- Born: Joseph Aurèle Charles de Bossi 15 November 1758 Turin
- Died: 20 January 1824 (aged 65) Paris
- Occupations: Politician Poet
- Spouse: Anne Spanzotti

Signature

= Joseph Aurèle de Bossi =

French politician and poet (1758–1824)

Joseph Aurèle Charles de Bossi (15 November 1758 – 20 January 1824) was a French politician and poet.

== Biography ==
Bossi studied law under Professor Carlo Denina whom he befriended. Dealing simultaneously with literature, he gave two tragedies at the age of 18, the Circassians and Rhea-Sylvia which were well received. Then he published Odes on the reforms of Joseph II, on the death of the young prince of Brunswick, on American Independence, the pacification of Holland, which increased his poet's reputation, but the philosophical sentiments contained in the odes displeased the court of Turin, and undermined his advancement in a first time.

However he was appointed Secretary of Legation at Genoa, then undersecretary for foreign affairs, before being chargé d'affaires to the Russian court, where he remained until the signing of the armistice of Cherasco between Sardinia and France, on 28 April 1796, when the Tsar Paul I ordered him to leave Russia.

When the French invaded Italy in 1796, he showed willingness to serve and participated in the negotiations of the Treaty of Campo Formio.
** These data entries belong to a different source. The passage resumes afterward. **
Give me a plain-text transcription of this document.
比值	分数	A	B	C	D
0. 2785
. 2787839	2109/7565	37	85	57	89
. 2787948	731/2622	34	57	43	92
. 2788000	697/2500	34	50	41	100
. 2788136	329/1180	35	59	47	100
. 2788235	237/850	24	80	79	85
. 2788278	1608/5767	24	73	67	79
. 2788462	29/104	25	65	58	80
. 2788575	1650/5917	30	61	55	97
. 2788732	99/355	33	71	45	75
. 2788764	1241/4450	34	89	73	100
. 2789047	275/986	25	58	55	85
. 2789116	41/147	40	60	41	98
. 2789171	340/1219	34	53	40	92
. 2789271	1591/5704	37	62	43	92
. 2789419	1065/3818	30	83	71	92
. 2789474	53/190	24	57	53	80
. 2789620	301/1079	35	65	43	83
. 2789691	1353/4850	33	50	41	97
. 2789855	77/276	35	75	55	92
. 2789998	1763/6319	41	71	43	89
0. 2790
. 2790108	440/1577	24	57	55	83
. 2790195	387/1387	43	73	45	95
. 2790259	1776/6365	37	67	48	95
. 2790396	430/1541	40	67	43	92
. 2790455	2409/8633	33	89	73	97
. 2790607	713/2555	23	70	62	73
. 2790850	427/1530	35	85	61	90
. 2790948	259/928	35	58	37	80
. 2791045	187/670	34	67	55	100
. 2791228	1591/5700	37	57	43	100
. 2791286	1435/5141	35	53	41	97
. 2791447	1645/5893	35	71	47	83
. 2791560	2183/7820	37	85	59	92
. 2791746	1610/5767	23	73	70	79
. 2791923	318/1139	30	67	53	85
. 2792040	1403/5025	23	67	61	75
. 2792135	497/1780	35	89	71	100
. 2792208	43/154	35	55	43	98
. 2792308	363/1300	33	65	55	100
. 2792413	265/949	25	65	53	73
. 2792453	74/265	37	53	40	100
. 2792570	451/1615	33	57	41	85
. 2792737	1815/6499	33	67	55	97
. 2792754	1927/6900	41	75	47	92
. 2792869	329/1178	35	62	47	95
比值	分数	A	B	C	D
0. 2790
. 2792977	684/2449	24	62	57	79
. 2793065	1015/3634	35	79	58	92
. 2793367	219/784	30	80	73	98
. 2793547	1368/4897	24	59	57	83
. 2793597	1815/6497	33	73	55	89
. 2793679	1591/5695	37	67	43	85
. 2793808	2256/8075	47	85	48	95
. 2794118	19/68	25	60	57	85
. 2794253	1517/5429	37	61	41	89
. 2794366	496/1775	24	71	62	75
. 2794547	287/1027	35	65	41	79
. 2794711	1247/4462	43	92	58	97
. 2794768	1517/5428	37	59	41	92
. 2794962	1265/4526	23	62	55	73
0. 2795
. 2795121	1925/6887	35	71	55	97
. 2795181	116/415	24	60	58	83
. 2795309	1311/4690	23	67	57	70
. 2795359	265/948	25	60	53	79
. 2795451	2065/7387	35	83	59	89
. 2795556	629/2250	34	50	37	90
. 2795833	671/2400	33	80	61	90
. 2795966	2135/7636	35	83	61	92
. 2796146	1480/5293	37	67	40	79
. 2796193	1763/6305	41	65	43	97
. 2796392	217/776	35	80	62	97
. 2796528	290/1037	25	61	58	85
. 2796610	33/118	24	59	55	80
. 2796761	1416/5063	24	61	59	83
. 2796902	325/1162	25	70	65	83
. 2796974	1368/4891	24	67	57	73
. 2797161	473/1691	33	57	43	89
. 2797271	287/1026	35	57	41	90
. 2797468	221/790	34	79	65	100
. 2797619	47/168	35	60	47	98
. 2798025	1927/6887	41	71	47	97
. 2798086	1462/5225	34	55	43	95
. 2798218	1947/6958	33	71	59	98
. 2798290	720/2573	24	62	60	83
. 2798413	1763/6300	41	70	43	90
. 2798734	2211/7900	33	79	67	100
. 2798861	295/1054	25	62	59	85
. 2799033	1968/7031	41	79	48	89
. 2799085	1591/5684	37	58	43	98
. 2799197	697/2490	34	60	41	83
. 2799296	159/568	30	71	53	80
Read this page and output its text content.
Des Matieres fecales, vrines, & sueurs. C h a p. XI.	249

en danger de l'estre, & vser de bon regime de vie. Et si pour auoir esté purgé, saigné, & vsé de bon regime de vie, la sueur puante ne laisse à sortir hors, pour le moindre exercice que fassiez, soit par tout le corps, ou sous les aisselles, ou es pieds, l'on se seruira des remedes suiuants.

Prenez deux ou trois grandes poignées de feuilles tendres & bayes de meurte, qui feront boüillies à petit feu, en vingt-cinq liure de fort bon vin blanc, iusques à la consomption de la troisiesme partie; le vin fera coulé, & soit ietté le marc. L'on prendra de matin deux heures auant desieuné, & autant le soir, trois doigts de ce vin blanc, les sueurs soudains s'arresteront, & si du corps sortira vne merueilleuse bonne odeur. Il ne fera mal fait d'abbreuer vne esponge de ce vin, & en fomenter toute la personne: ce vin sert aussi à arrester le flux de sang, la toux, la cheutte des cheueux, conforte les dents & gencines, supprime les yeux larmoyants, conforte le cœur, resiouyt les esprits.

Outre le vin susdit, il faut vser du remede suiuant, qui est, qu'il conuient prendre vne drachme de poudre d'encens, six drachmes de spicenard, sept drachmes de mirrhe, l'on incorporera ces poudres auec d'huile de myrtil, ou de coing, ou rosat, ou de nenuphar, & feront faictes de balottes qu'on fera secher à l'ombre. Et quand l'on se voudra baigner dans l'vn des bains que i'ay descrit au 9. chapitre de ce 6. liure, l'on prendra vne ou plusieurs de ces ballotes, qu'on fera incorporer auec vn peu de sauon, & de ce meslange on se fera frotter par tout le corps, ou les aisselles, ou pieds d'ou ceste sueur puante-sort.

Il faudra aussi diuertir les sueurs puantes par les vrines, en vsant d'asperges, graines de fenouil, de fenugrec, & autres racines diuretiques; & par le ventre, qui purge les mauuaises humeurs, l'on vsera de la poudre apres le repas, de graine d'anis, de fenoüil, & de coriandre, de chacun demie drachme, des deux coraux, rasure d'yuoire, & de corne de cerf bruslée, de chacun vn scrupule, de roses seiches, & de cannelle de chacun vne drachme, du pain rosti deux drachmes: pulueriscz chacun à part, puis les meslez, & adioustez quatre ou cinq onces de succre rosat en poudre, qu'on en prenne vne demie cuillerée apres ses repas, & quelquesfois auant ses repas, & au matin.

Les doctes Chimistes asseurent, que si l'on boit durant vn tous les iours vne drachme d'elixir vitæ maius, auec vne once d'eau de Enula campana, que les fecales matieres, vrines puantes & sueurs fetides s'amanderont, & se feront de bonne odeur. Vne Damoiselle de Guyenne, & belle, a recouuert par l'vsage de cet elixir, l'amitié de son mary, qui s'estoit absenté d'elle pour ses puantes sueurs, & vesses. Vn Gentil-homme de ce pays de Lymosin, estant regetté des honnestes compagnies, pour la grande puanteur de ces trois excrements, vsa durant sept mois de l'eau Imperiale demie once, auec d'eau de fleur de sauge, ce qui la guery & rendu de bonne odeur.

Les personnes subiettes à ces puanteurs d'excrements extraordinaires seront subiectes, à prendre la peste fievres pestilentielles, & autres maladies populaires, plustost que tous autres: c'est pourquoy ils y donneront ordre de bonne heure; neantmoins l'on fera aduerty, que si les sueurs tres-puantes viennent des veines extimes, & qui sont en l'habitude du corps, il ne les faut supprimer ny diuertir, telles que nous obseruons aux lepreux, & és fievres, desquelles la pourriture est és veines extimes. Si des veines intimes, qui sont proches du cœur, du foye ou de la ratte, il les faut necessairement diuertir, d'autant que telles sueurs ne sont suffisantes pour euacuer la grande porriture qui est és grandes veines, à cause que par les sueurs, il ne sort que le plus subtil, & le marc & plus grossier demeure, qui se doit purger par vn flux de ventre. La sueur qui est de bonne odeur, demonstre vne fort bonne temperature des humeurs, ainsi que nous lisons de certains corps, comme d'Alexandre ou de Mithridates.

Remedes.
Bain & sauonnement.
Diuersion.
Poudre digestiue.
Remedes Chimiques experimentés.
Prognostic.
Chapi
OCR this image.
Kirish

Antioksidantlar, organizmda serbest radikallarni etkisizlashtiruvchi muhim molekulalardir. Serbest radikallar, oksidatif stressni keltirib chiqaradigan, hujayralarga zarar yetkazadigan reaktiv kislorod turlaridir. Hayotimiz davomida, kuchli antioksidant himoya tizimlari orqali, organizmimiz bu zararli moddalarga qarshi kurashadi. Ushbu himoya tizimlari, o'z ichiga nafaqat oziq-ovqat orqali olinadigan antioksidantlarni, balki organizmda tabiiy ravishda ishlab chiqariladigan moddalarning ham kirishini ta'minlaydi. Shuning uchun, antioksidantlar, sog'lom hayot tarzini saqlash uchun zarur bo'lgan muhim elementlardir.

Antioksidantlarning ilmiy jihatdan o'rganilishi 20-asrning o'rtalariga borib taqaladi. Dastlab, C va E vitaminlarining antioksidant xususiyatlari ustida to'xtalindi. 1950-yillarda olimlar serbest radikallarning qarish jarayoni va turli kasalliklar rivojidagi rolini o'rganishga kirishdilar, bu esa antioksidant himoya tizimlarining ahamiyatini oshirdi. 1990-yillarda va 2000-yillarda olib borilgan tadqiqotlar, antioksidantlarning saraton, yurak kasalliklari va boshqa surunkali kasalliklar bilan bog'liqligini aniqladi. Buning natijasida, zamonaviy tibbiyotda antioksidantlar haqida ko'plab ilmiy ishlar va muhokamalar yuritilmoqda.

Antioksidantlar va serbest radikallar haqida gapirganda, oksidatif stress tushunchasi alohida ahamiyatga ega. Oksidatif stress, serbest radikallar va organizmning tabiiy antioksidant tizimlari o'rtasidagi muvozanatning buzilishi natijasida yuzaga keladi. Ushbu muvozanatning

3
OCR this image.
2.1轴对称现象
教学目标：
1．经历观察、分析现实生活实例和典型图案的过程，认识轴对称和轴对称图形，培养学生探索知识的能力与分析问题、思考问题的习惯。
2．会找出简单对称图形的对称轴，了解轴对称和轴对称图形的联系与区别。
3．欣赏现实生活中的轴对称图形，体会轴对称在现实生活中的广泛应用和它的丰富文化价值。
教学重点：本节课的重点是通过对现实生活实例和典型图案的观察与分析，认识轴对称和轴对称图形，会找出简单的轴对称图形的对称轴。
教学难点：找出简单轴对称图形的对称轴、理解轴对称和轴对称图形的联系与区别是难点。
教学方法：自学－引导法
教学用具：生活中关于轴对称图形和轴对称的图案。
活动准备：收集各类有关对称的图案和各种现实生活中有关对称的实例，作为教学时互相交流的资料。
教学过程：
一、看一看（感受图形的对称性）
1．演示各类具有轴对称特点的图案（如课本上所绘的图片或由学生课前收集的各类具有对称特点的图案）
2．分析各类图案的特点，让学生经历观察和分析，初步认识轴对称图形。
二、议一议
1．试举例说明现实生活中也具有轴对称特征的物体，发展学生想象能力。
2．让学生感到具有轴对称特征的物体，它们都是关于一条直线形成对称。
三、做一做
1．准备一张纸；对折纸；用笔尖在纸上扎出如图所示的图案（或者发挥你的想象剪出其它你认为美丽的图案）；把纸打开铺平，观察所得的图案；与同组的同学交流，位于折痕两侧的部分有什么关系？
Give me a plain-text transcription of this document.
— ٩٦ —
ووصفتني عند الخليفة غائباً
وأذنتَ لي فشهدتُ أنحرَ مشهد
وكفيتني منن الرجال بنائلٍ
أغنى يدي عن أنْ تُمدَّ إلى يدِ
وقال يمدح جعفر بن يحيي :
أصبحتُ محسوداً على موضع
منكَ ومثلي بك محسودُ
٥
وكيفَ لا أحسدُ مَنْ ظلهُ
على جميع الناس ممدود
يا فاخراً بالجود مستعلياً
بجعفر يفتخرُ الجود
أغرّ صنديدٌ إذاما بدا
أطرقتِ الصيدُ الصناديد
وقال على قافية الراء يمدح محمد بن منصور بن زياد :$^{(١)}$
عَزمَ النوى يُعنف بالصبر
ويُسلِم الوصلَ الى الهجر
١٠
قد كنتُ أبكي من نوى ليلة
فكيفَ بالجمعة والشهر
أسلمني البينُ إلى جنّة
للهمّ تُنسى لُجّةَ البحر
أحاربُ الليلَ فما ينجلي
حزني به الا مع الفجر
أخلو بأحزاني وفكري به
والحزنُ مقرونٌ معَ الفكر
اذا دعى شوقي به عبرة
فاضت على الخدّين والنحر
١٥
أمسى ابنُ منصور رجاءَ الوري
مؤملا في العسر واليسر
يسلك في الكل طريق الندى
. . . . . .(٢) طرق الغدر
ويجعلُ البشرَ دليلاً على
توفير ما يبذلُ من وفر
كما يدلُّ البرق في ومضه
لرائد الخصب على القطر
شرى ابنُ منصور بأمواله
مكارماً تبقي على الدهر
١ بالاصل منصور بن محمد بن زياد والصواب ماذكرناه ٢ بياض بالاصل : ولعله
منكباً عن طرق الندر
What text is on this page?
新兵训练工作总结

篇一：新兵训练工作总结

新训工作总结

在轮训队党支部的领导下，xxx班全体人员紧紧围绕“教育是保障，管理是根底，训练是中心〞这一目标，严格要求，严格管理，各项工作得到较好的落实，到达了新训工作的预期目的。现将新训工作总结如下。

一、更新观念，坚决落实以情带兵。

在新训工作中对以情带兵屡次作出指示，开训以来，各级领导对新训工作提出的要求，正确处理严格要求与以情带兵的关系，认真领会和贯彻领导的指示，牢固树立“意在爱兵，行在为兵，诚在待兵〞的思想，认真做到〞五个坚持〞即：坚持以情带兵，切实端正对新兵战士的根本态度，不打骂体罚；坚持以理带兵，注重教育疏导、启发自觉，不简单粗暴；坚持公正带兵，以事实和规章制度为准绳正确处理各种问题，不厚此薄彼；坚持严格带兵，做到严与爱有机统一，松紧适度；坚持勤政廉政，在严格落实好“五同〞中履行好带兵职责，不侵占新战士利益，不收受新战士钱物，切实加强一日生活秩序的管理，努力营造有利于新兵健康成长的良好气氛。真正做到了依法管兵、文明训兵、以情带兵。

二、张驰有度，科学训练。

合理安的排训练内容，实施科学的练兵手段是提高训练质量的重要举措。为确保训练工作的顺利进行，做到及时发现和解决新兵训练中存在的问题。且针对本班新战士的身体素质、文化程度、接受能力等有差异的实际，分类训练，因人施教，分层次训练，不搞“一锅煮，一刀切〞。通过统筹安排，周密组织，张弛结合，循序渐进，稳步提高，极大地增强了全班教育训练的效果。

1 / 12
In 1799, General Joubert appointed him a member of the provisional government of Piedmont, as undersecretary of Foreign Affairs. After the battle of Marengo, he went to Holland to meet the resident functions. When he learned of the Piedmont states sale that had been made to France, he went to Turin and determined the heads of the Italian party for the meeting. When the Austro-Russians penetrated in Italy, he retired into the valleys of the Alps, where he received the most generous hospitality. In order to recognize this welcome, Bossi signaled his entry into the government by an act which gave the Vaudois full freedom of worship.

He contributes a lot to the final integration of Piedmont to France, and the First Consul reflected his satisfaction with a flattering letter. Nevertheless, he merely named him resident in Moldova. Bossi, who expected to be employed in the administration refused and would be forgotten for 18 months. After this time he was called to the prefecture of Ain in 1805, then to that of Manche 12 February 1810 until 16 July 1815.

Made a baron of the Empire by Napoléon 9 March 1809, Louis XVIII kept him in office at the Bourbon Restoration and granted him letters of naturalization, but his eagerness to recognize Bonaparte on his return from Elba, led to his dismissal.

After traveling for some time in northern Europe, he settled at 14 rue Saint-Martin (former 5th arrondissement of Paris), where he died. An officier of the Légion d'honneur, he is buried at Père Lachaise Cemetery. From Anne Spanzotti, married 5 November 1806 in Bourg-en-Bresse, he had a daughter named Heloise, born on 14 July 1809 in Bourg-en-Bresse, who first married with Eugène Leroux. Widowed, she remarried with Caesar-Maurice de la Tour d'Auvergne, and had the Carmel of the Pater Noster built in Jerusalem.

His poems were collected, Turin, 1801 3 small vol., and reprinted in London in 1814 to 50 copies only, with a poem entitled Oromasia, and whose subject is the French Revolution. Despite the independence of the author, the poem was in favor of Bonaparte. There is strength in ideas, but the versification is lackluster and the general effect monotonous. Both editions were published under the anagrammatic names "Albo Crisso".

== Sources ==
- Arnault, Antoine-Vincent (1821). "Biographie nouvelle des contemporains;ou Dictionnaire historique et raisonné de tous les hommes qui, depuis la révolution française, ont acquis de la célébrité par leurs actions, leurs écrits, leurs erreurs ou leurs crimes, soit en France, soit dans les pays étrangers, précédée d'un tableau par ordre chronologique des époques célèbres et des événemens remarquables, tant en France qu'à l'étranger, depuis 1787 jusqu'à ce jour, et d'une table alphabétique des assemblées législatives, à partir de l'assemblée constituante jusqu'aux dernières chambres des pairs et des députés".